In realtà, il problema è esattamente l'opposto: la commercializzazione americana di se stessa è stata troppo efficace. I bambini delle scuole possono recitare le sue affermazioni sulla democrazia, la libertà e le pari opportunità con la stessa facilità con cui possono associare McDonald's al divertimento in famiglia e alla Nike con abilità atletiche. E si aspettano che gli Stati Uniti siano all'altezza delle sue affermazioni. Se sono arrabbiati, come lo sono chiaramente milioni, è perché hanno visto quelle promesse tradite dalla politica degli Stati Uniti.

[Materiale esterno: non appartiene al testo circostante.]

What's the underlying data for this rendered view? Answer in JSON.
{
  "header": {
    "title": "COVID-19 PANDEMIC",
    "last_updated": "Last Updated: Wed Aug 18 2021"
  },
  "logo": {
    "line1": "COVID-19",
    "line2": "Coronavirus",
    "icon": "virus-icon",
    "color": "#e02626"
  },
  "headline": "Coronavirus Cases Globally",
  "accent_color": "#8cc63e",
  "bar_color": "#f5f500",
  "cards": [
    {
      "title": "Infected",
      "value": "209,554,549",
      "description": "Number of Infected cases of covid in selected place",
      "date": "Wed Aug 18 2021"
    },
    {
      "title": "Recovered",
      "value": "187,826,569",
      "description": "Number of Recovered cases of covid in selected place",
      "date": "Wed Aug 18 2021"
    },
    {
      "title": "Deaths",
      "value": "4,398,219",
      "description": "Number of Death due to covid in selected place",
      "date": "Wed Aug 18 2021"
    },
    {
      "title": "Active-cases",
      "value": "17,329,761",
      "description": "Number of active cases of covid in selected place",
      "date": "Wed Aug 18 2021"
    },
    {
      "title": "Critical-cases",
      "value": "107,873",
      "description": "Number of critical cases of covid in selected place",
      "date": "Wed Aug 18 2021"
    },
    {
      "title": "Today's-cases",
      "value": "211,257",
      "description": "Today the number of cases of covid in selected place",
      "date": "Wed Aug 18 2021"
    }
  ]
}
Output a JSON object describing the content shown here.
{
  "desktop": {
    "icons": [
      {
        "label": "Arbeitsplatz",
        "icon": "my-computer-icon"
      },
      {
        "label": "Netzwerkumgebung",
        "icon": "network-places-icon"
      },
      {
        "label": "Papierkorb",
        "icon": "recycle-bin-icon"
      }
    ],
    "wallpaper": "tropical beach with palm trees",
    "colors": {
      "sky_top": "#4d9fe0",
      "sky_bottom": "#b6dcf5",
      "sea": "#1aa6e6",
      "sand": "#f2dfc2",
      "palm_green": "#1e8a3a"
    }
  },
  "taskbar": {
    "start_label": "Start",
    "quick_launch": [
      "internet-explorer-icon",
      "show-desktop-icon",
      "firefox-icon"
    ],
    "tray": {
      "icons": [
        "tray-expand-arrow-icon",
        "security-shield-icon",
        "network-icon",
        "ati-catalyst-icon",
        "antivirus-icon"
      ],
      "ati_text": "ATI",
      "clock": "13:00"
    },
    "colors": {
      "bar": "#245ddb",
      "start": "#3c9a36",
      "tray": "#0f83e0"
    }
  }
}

Nonostante l'insistenza del presidente Bush che i nemici dell'America si risentano delle loro libertà, la maggior parte dei critici degli Stati Uniti non si oppongono in realtà ai valori dichiarati dall'America. Invece, indicano l'unilateralismo americano di fronte alle leggi internazionali, l'ampliamento delle disparità di ricchezza, le repressioni sugli immigrati e le violazioni dei diritti umani - l'ultima volta dei prigionieri afghani a Guantanamo Bay. La rabbia deriva non solo dai fatti di ogni caso, ma da una chiara percezione della pubblicità ingannevole. In altre parole, il problema dell'America non è con il suo marchio - che difficilmente potrebbe essere più forte - ma con il suo prodotto.

C'è un altro, più profondo ostacolo di fronte al rilancio del marchio USA, e ha a che fare con la natura del marchio stesso. Il marchio di successo, Allen Rosenshine, presidente di BBDO Worldwide, ha scritto di recente su Advertising Age, "richiede un messaggio elaborato con coerenza e rigore". Abbastanza vero. Ma i valori di cui Beers è accusato vendono democrazia e diversità, valori profondamente incompatibili con questa "coerenza e disciplina". Aggiungete a ciò il fatto che molti dei critici più fedeli dell'America si sentono già vittime del bullismo in conformità del governo USA (irti di frasi come "stato canaglia"), e la campagna di branding dell'America potrebbe ritorcersi contro.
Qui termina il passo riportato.